Ah, you're not evil. You're kind. You don't know how much you've done for me, much less on what others have benefited from you. I relate to that feeling of thinking I could have done more. But it's not the big shot famous successes that do most of the good in the world. It's the combination of what everyday good people do. The best kindness isn't just done once in a while. It's done everyday.

But I swear. You deserve kindness whether you're doing good or not.

Anger is not always evil. There's anger that seeks to change for good. People like human rights activists who seek to turn their rage into activism, thoughtful discussion, kindness to others and a listening ear to them. This could apply to you to yourself too. It's the need to stand up for yourself or others. How it's expressed is something else.

It's alright. Be angry. Be angry at your abusers. Be angry at the world. *, be free to be angry at us for not being enough for you if it feels like it. I know I had trouble feeling that kind of anger even though I could control what to do with it.

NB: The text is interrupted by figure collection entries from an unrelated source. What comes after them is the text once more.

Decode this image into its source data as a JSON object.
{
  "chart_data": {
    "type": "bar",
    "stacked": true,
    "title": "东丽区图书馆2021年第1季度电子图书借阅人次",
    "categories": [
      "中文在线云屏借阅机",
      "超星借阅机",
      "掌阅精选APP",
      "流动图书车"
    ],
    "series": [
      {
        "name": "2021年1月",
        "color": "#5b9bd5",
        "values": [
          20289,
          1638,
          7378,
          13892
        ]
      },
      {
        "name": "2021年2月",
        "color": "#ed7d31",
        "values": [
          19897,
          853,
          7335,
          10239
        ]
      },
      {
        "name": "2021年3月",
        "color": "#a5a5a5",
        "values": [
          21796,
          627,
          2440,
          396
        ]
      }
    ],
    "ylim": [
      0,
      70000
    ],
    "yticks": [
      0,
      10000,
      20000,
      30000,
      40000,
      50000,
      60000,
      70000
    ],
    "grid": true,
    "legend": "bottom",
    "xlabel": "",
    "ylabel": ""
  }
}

It's okay, Ah. We'll still be here.  :hug:

Slackjaw99

I think self-hatred should be part of the definition of cPTSD if it isn't already. Self-hatred is how I defined myself for decades. My only emotion was anger. Although like DR states, anger is sometimes "righteous". Righteous anger comes from seeing someone mistreated. In our case it can come from seeing how we've been mistreated, and that's actually good. It's good because this type of anger combined with being so sick and tired of this condition provides the requisite motivation to do the one thing different that will allow us to recover. 

That one thing that's so difficult to do is to is to "self-parent" your angry inner two year old with *unconditional love*. You have to give your angry two year old permission to feel- to yell and scream and, most importantly, to grieve for the lifetime of injustice and loss. This is the "psychodynamic" way of saying you need to turn towards and embrace your emotions as part of you. Grieving and angering are the only way that we humans can release the traumatic energy from our brains and live a normal life. The paradox for us is that we've been taught to fear and stuff our emotions as a matter of survival making this task near impossible. The stuffing of our emotions is how self-hatred breeds.

Having recently had my own cathartic release of a lifetime of grief, I can say that my inner critic is gone as is my hair trigger anger- replaced by self-love. My irony is that I still seem to have a healthy but orphaned outer critic due to a lifetime of habitual thinking that I'm confident can be overcome through mindfulness and willpower.